The next day Walter is forced to bury his pet lion — that actually attacked his mom’s awful new boyfriend — and he has to leave with his mom. They have barely driven from the uncles’ place when Walter realizes that his mom is going to marry this awful man and he’s inspired to start drawing his own map — and to quit looking for himself on his mother‘s map.
“You always think a new boyfriend fixes every thing, but you always pick losers and he’s the worst one. Do something for me — for once.”
So Walter gets to stay with his uncles.
So, a man needs a good map — especially if he has a journey to make. And don’t we all have a journey to make? The truth is, you gotta know where you are and you gotta know where you’re going…and for Walter, he needed to know where to come home to — where home really was.
So, as I said, I think the problem the uncles had is that their map is still of Africa — even though they’re back in Texas. Walter’s problem is that he’s stuck on his momma’s map. But by the end of the movie, Walter has given his uncles a new map and his uncles get to show him the maps they’ve drawn and they all end up drawing new ones together.
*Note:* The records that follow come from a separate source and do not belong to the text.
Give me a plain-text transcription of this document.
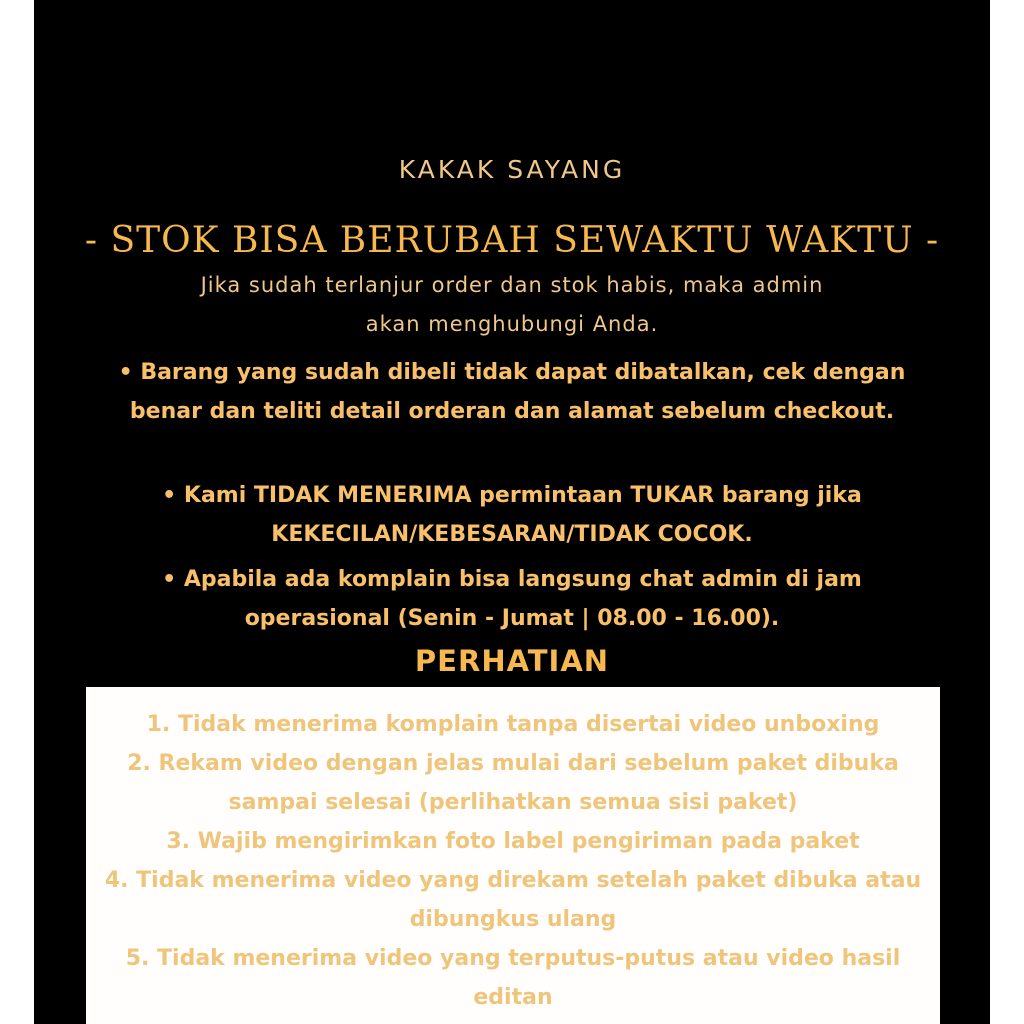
KAKAK SAYANG
- STOK BISA BERUBAH SEWAKTU WAKTU -
Jika sudah terlanjur order dan stok habis, maka admin
akan menghubungi Anda.
• Barang yang sudah dibeli tidak dapat dibatalkan, cek dengan benar dan teliti detail orderan dan alamat sebelum checkout.
• Kami TIDAK MENERIMA permintaan TUKAR barang jika KEKECILAN/KEBESARAN/TIDAK COCOK.
• Apabila ada komplain bisa langsung chat admin di jam operasional (Senin - Jumat | 08.00 - 16.00).
PERHATIAN
1. Tidak menerima komplain tanpa disertai video unboxing
2. Rekam video dengan jelas mulai dari sebelum paket dibuka sampai selesai (perlihatkan semua sisi paket)
3. Wajib mengirimkan foto label pengiriman pada paket
4. Tidak menerima video yang direkam setelah paket dibuka atau dibungkus ulang
5. Tidak menerima video yang terputus-putus atau video hasil editan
So, how about you? Is your map of Africa? That’s not going to do you much good if you live in Texas. Or, are you trying to find yourself on someone else’s map? Your mother’s map maybe? Or the one your father gave you that’s full of locations that are nowhere near where you live?
For me, until recently, my spiritual map was Christianity — and it wasn’t really getting me anywhere. I wasn’t on that map anymore.
Maps are basically ideas about a place, path or destination that are left behind for us by people who were there before us. They meticulously drew out their paths so that we might be able to find our way — should we decide to travel in the direction they went.
It occurs to me that a lot of our culture — the mores, the traditions and the ideas about career and family (even the books movies and entertainment) that are prevalent are just maps. Ideas about ways to live that have been left behind by the people who went there before we did.
A year ago I wasn’t on the map that I was holding on to — the Bible, Christianity. No, I wasn’t there anymore. I was in unknown territory — I had no maps of the place I was currently in and I was still holding on to that old map looking at it, trying to find my way. Kind of like Hub and Garth, who still had their maps of Africa in front of them even though they had come back to Texas.
Or, honestly, I was kind of like Walter too — I didn’t really have a map of my own. I was on my mother’s map. Christianity was hers. And it is still mine in a way. But I’ve seen other maps since then and I’m obviously in that territory. (Eat, Pray, Love for example.)
Sometimes you have to draw your own map — but in order to do that you have to know where you are and you have to know which way is north. Or as I say, which way is up.